Pour bien définir la pédagogie coopérative, il faut souligner qu’elle est, à la fois, un « projet » et un ensemble d’ « outils ». En tant que « projet », on peut la considérer comme une définition actualisée de « l’Ecole de la République » : « En classe, l’important n’est pas seulement d’apprendre, c’est d’apprendre ensemble ». C’est-à-dire, d’apprendre sans s’être choisis, dans un regroupement largement aléatoire, mais qui doit « faire société ». D’où un outil essentiel de la pédagogie coopérative : le « conseil », avec son rituel, ses rôles, ses décisions, mais sous le contrôle du maître qui « en tant que responsable du fonctionnement de la classe et de la poursuite de ses objectifs » a, bien évidemment, une place essentielle. Car, l’idéal coopératif implique que l’autorité soit toujours associée à une responsabilité : nul n’a d’autorité en soi, ni les élèves, ni le maître ; nul n’a d’autorité parce qu’il crie plus fort ou a de gros muscles… on n’a de véritable autorité qu’ « en tant qu’on est responsable de… ».

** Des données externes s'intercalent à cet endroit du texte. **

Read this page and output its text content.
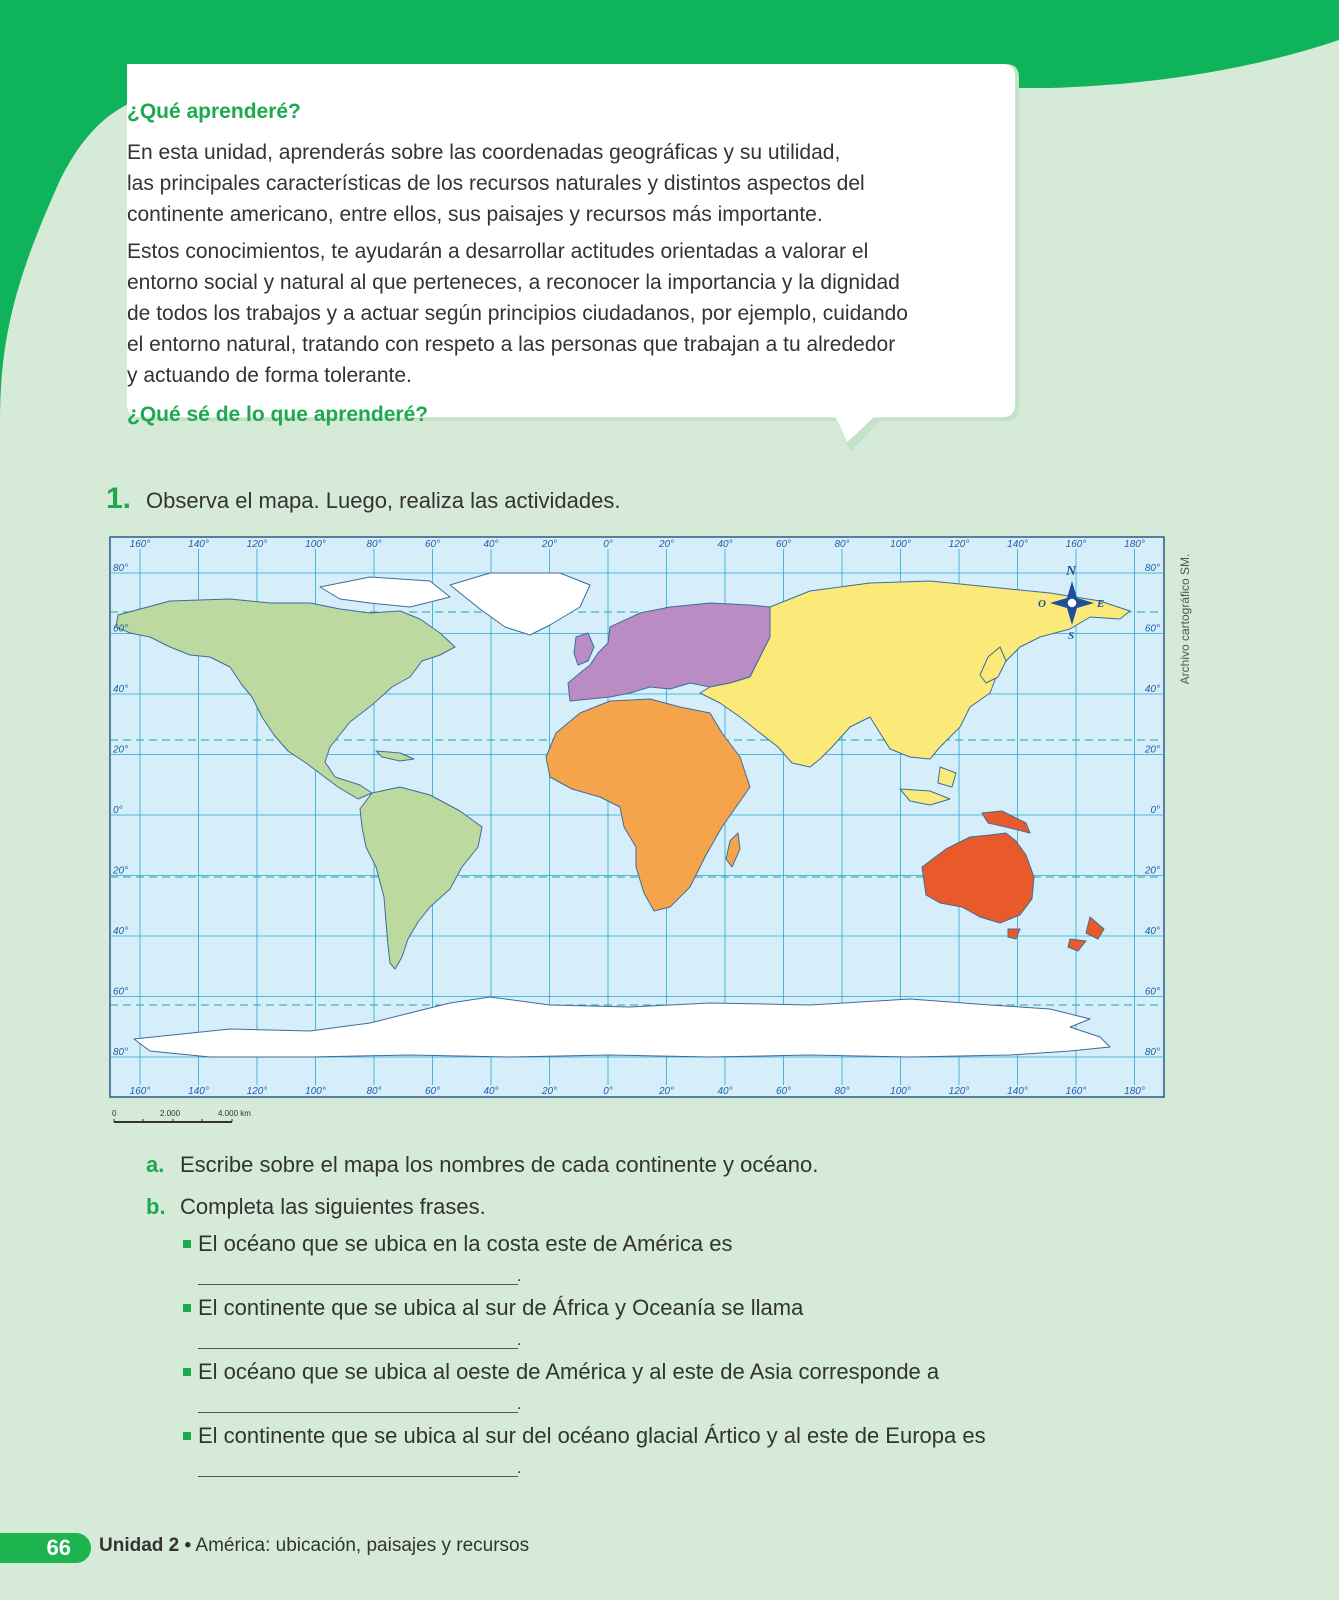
¿Qué aprenderé?
En esta unidad, aprenderás sobre las coordenadas geográficas y su utilidad,
las principales características de los recursos naturales y distintos aspectos del
continente americano, entre ellos, sus paisajes y recursos más importante.
Estos conocimientos, te ayudarán a desarrollar actitudes orientadas a valorar el
entorno social y natural al que perteneces, a reconocer la importancia y la dignidad
de todos los trabajos y a actuar según principios ciudadanos, por ejemplo, cuidando
el entorno natural, tratando con respeto a las personas que trabajan a tu alrededor
y actuando de forma tolerante.
¿Qué sé de lo que aprenderé?
1. Observa el mapa. Luego, realiza las actividades.
160°	140°	120°	100°	80°	60°	40°	20°	0°	20°	40°	60°	80°	100°	120°	140°	160°	180°
160°	140°	120°	100°	80°	60°	40°	20°	0°	20°	40°	60°	80°	100°	120°	140°	160°	180°
80°
60°
40°
20°
0°
20°
40°
60°
80°
80°
60°
40°
20°
0°
20°
40°
60°
80°
N
S
E
O	Archivo cartográfico SM.
0	2.000	4.000 km
a. Escribe sobre el mapa los nombres de cada continente y océano.
b. Completa las siguientes frases.
El océano que se ubica en la costa este de América es
.
El continente que se ubica al sur de África y Oceanía se llama
.
El océano que se ubica al oeste de América y al este de Asia corresponde a
.
El continente que se ubica al sur del océano glacial Ártico y al este de Europa es
.
66 Unidad 2 • América: ubicación, paisajes y recursos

Et puis, la pédagogie coopérative, se sont aussi des « techniques » : techniques de travail en groupes (enquêtes, projets, etc.), bien sûr, mais aussi techniques de travail personnalisé pour que chacun atteigne le niveau nécessaire dans tous les domaines et puisse participer réellement aux travaux des groupes, technique des « brevets », issue du scoutisme, afin que l’évaluation ne soit pas d’abord un moyen de se confronter aux autres dans une logique de concurrence, mais de se dépasser soi-même pour se mettre au service du groupe, technique, aussi, de la « pédagogie du chef d’œuvre » qui permet à chacun et à tous de progresser sans cesse.

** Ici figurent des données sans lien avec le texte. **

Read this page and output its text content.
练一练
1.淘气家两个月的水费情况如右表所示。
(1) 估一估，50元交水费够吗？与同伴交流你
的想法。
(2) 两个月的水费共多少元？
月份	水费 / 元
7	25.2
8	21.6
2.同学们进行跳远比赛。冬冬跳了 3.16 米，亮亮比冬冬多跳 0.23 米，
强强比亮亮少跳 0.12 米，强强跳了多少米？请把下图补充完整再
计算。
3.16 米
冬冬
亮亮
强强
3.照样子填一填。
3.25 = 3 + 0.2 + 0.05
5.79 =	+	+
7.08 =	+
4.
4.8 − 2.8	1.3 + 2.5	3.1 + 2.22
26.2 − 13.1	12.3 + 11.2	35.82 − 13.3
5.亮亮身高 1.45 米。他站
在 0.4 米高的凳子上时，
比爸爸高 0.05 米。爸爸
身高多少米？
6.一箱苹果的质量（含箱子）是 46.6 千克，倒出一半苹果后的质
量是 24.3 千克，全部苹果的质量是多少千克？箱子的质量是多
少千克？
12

Dans cet ensemble, l’adulte n’abdique rien, bien au contraire : il organise les situations de travail les plus propices et incarne au quotidien, dans chaque geste, l’exigence de précision, de justesse et de vérité.

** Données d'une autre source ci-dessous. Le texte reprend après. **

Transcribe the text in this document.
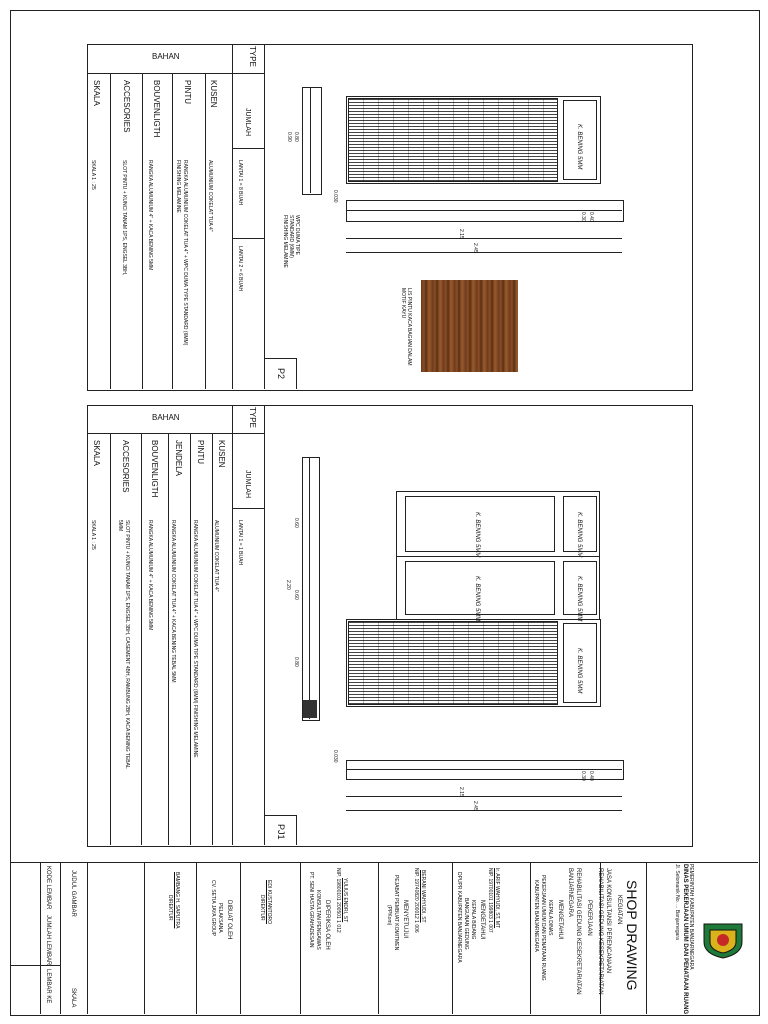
BAHAN	TYPE
JUMLAH
LANTAI 1 = 8 BUAH
LANTAI 2 = 6 BUAH
KUSEN
ALUMUNIUM COKELAT TUA 4"
PINTU
RANGKA ALUMUNIUM COKELAT TUA 4" + WPC DUMA TYPE STANDARD (6MM) FINISHING MELAMINE
BOUVENLIGTH
RANGKA ALUMUNIUM 4" + KACA BENING 5MM
ACCESORIES
SLOT PINTU + KUNCI TANAM 1PS, ENGSEL 3BH,
SKALA
SKALA 1 : 25
P2
WPC DUMA TIPE STANDARD (6MM) FINISHING MELAMINE
0.80
0.90	K. BENING 5MM
2.15
2.45
0.40
0.30
0.030
LIS PINTU KACA BAGIAN DALAM MOTIF KAYU
BAHAN	TYPE
JUMLAH
LANTAI 1 = 1 BUAH
KUSEN
ALUMUNIUM COKELAT TUA 4"
PINTU
RANGKA ALUMUNIUM COKELAT TUA 4" + WPC DUMA TIPE STANDARD (6MM) FINISHING MELAMINE
JENDELA
RANGKA ALUMUNIUM COKELAT TUA 4" + KACA BENING TEBAL 5MM
BOUVENLIGTH
RANGKA ALUMUNIUM 4" + KACA BENING 5MM
ACCESORIES
SLOT PINTU + KUNCI TANAM 1PS, ENGSEL 3BH, CASEMENT 4BH, RAMBUNG 2BH, KACA BENING TEBAL 5MM
SKALA
SKALA 1 : 25
PJ1
0.60
0.60
0.80
2.20
K. BENING 5MM	K. BENING 5MM
K. BENING 5MM	K. BENING 5MM
K. BENING 5MM
2.15
2.45
0.40
0.30
0.030
PEMERINTAH KABUPATEN BANJARNEGARA
DINAS PEKERJAAN UMUM DAN PENATAAN RUANG
Jl. Selomanik No. ... Banjarnegara
SHOP DRAWING
KEGIATAN
JASA KONSULTANSI PERENCANAAN REHABILITASI GEDUNG KESEKRETARIATAN
PEKERJAAN
REHABILITASI GEDUNG KESEKRETARIATAN BANJARNEGARA
MENGETAHUI
KEPALA DINAS
PEKERJAAN UMUM DAN PENATAAN RUANG
KABUPATEN BANJARNEGARA
Ir. ARIF WAHYUDI, ST, MT
NIP. 19700101 199803 1 007
MENGETAHUI
KEPALA BIDANG
BANGUNAN GEDUNG
DPUPR KABUPATEN BANJARNEGARA
BERANI WAHYUDI, ST
NIP. 19740820 200012 1 006
MENYETUJUI
PEJABAT PEMBUAT KOMITMEN
(PPKom)
YULIUS ENDRI, ST
NIP. 19800101 200501 1 012
DIPERIKSA OLEH
KONSULTAN PENGAWAS
PT. SENI HASTA GRAHADESAIN
EDI KUSTANTORO
DIREKTUR
DIBUAT OLEH
PELAKSANA
CV. SETIA JAYA GROUP
BAMBANG H. SAPUTRA
DIREKTUR
JUDUL GAMBAR
SKALA
KODE LEMBAR
JUMLAH LEMBAR
LEMBAR KE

Cette exigence est fondamentale, c’est elle qui donne à la pédagogie coopérative toute sa valeur. Car la principale dérive des pratiques qui se veulent coopératives et ne sont pas véritablement maîtrisées, c’est la division du travail. Quand vous mettez cinq ou six élèves au travail – c’est vrai aussi pour des adultes, bien sûr ! – et que vous leur confiez une tâche à réaliser ensemble, ils ont très vite la tentation de s’organiser en concepteurs, exécutants, chômeurs et gêneurs ! Ils reproduisent ainsi ce qu’ils savent déjà faire, entérinent les inégalités culturelles ou sociales et n’apprennent pas grand-chose ! C’est pourquoi je considère l’apport d’Anton Makarenko à la pédagogie coopérative comme tout à fait décisif : organisant le travail et les apprentissages en petits groupes au sein de sa « colonie Gorki », il y a imposé la rotation systématique des rôles et des tâches ! Voilà un élément essentiel ! C’est même la condition essentielle pour qu’une pratique coopérative puisse se dire authentiquement « pédagogique », c’est-à-dire contribuant, tout à la fois, au développement de chacun et à la solidarité entre tous. Ce n’est pas simple, mais ce n’est pas impossible et c’est terriblement formateur.